Now too windy to put up my tent, God in heaven I hope to survive. Into my backpack everything goes except the four eggs, bacon, bread, and butter I leave out for breakfast. Soon, Nature—a gracious host 7 hours ago—freezes the eggs, turns the bread to mush, and makes the bacon, well, I cannot describe its state, other than to say it is disgusting. A lone stick of butter, safe in a plastic container, is all that avoids Nature’s wrath. Putting the container in my parka pocket, I move around the best I can to stay avoid getting colder.
Sleep-deprived and miles away from home, tears well up in my eyes. I want to cry, but fight back. A man, a scout no less, does not cry.

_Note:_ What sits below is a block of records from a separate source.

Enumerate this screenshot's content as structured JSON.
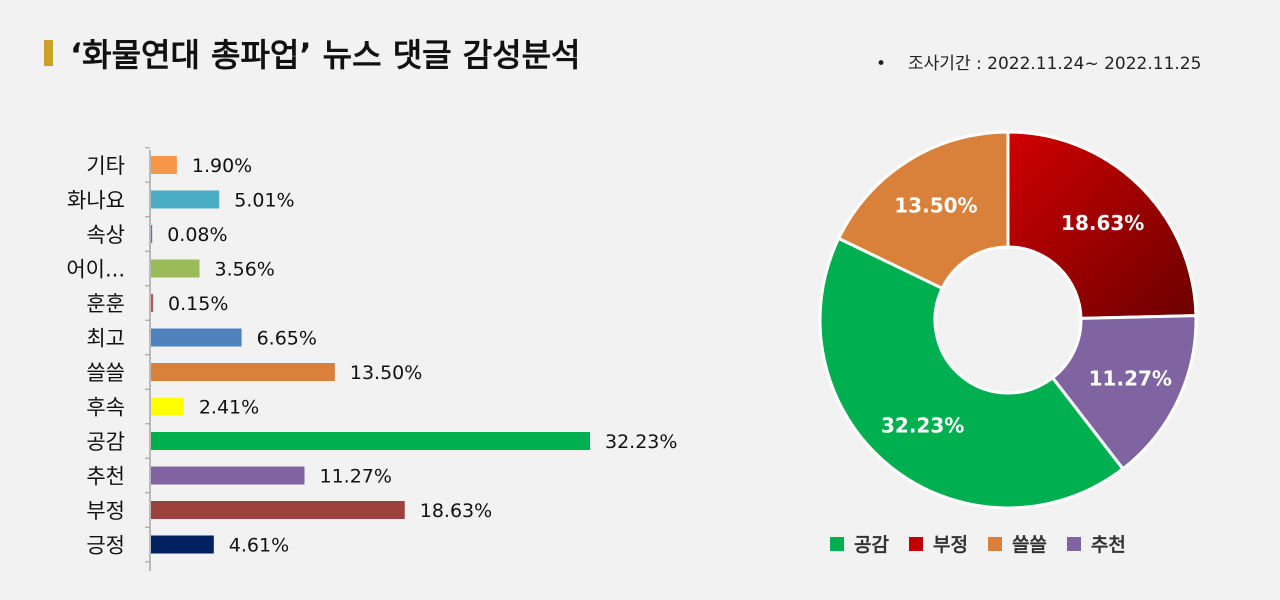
{
  "header": {
    "title": "‘화물연대 총파업’ 뉴스 댓글 감성분석",
    "period_bullet": "•",
    "period": "조사기간 : 2022.11.24~ 2022.11.25"
  },
  "chart_data": [
    {
      "type": "bar",
      "orientation": "horizontal",
      "categories": [
        "기타",
        "화나요",
        "속상",
        "어이...",
        "훈훈",
        "최고",
        "쓸쓸",
        "후속",
        "공감",
        "추천",
        "부정",
        "긍정"
      ],
      "values": [
        1.9,
        5.01,
        0.08,
        3.56,
        0.15,
        6.65,
        13.5,
        2.41,
        32.23,
        11.27,
        18.63,
        4.61
      ],
      "data_labels": [
        "1.90%",
        "5.01%",
        "0.08%",
        "3.56%",
        "0.15%",
        "6.65%",
        "13.50%",
        "2.41%",
        "32.23%",
        "11.27%",
        "18.63%",
        "4.61%"
      ],
      "colors": [
        "#f79646",
        "#4bacc6",
        "#8064a2",
        "#9bbb59",
        "#c0504d",
        "#4f81bd",
        "#d9813a",
        "#ffff00",
        "#00b050",
        "#8064a2",
        "#9e413e",
        "#002060"
      ],
      "xlim": [
        0,
        32.23
      ],
      "grid": false
    },
    {
      "type": "pie",
      "donut": true,
      "categories": [
        "부정",
        "추천",
        "공감",
        "쓸쓸"
      ],
      "values": [
        18.63,
        11.27,
        32.23,
        13.5
      ],
      "data_labels": [
        "18.63%",
        "11.27%",
        "32.23%",
        "13.50%"
      ],
      "colors": [
        "#c00000",
        "#8064a2",
        "#00b050",
        "#d9813a"
      ],
      "legend": {
        "placement": "bottom",
        "entries": [
          {
            "label": "공감",
            "color": "#00b050"
          },
          {
            "label": "부정",
            "color": "#c00000"
          },
          {
            "label": "쓸쓸",
            "color": "#d9813a"
          },
          {
            "label": "추천",
            "color": "#8064a2"
          }
        ]
      }
    }
  ]
}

The trees heaving to and fro in the darkness are no competition for the malevolent winds. Whack, a limb snaps. Bam it hits the ground. Frightened, tears flow freely. I miss my mom. Her gentle touch would feel so good. A warm piece of her cornbread, covered in honey, is what I crave. I long for the comfort of my warm, dry, and quilt covered bed. As the jagged, blowing snow peppers my face, “I want to go home now,” screams in my head.

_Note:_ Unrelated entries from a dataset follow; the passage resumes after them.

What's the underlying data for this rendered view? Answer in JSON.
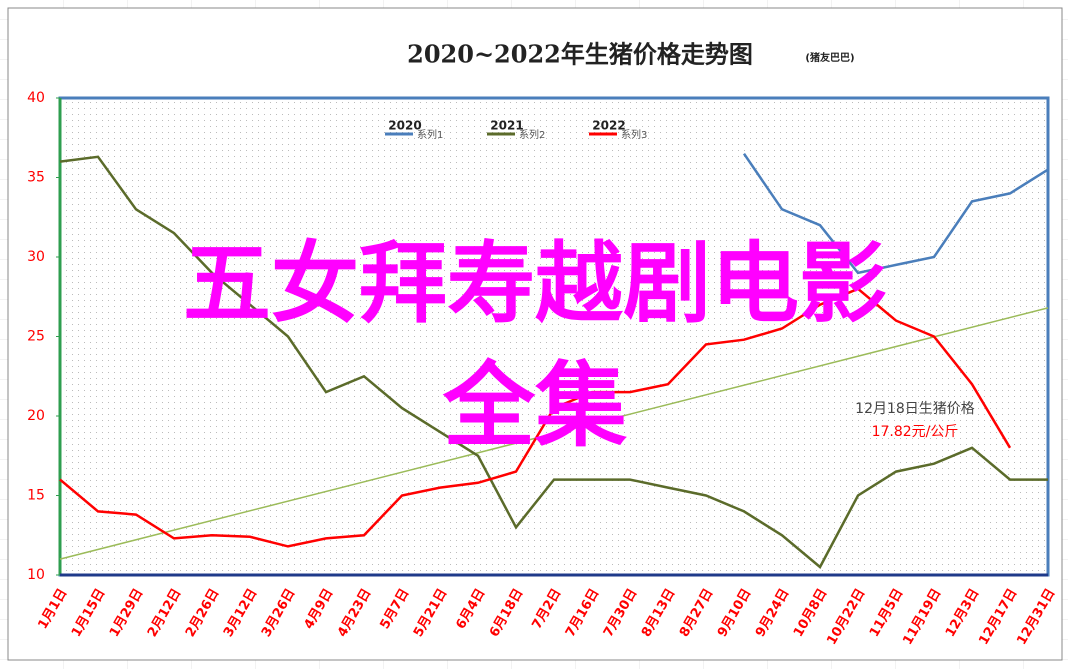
{
  "chart_data": {
    "type": "line",
    "title": "2020~2022年生猪价格走势图",
    "subtitle": "(猪友巴巴)",
    "categories": [
      "1月1日",
      "1月15日",
      "1月29日",
      "2月12日",
      "2月26日",
      "3月12日",
      "3月26日",
      "4月9日",
      "4月23日",
      "5月7日",
      "5月21日",
      "6月4日",
      "6月18日",
      "7月2日",
      "7月16日",
      "7月30日",
      "8月13日",
      "8月27日",
      "9月10日",
      "9月24日",
      "10月8日",
      "10月22日",
      "11月5日",
      "11月19日",
      "12月3日",
      "12月17日",
      "12月31日"
    ],
    "series": [
      {
        "name": "2020",
        "legend_label": "系列1",
        "color": "#4a7ebb",
        "values": [
          null,
          null,
          null,
          null,
          null,
          null,
          null,
          null,
          null,
          null,
          null,
          null,
          null,
          null,
          null,
          null,
          null,
          null,
          36.5,
          33,
          32,
          29,
          29.5,
          30,
          33.5,
          34,
          35.5
        ]
      },
      {
        "name": "2021",
        "legend_label": "系列2",
        "color": "#5b6b2a",
        "values": [
          36,
          36.3,
          33,
          31.5,
          29,
          27,
          25,
          21.5,
          22.5,
          20.5,
          19,
          17.5,
          13,
          16,
          16,
          16,
          15.5,
          15,
          14,
          12.5,
          10.5,
          15,
          16.5,
          17,
          18,
          16,
          16
        ]
      },
      {
        "name": "2022",
        "legend_label": "系列3",
        "color": "#ff0000",
        "values": [
          16,
          14,
          13.8,
          12.3,
          12.5,
          12.4,
          11.8,
          12.3,
          12.5,
          15,
          15.5,
          15.8,
          16.5,
          20.5,
          21.5,
          21.5,
          22,
          24.5,
          24.8,
          25.5,
          27,
          28,
          26,
          25,
          22,
          18,
          null
        ]
      }
    ],
    "trendline": {
      "color": "#9bbb59",
      "start": 11,
      "end": 26.8
    },
    "ylim": [
      10,
      40
    ],
    "yticks": [
      10,
      15,
      20,
      25,
      30,
      35,
      40
    ],
    "annotation": {
      "date": "12月18日生猪价格",
      "price": "17.82元/公斤"
    },
    "overlay": [
      "五女拜寿越剧电影",
      "全集"
    ]
  }
}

Finally, one small, sad ray of sunlight peeks over the horizon. The moment it hits our camp, patrol leader Patrick’s half frozen “Whee, wheeeeee, wheee,” calls us together. We form a discombobulated mass of humanity and gear. Across the creek we go. Along the hedgerow and by McMurray’s Dairy Farm we trudge. Weary, wet, cold, and hungry I unwrap the stick of butter—breakfast!
As we slop by the Country Club and through the town, no cheers, bugle blows, or proud “that there’s my boy” greet us. Our flag, hangs low. At the town square, we exchange no words. Disheartened we disband, to our homes we do go.
On this trip to my Heartland, I am reminded how on a night 54-years ago the winds of manhood left me with an undying appreciation of home. Now, as then, I long for a place of shelter, nourishment, and comfort when the winds blow. I seek an emotional safe-place, a wellspring of love and support to survive life’s storms. Heartland is that place, it is my home of homes.
Like me, every child faces challenges, some real, others imagined, many self-inflicted. Fortunately, a Heartland awaits each child. Helping a child find her or his own Heartland is the greatest gift we as parents and teachers can possibly give. I know, because that night I found my Heartland, and countless times since, its magnetic pull gets me through.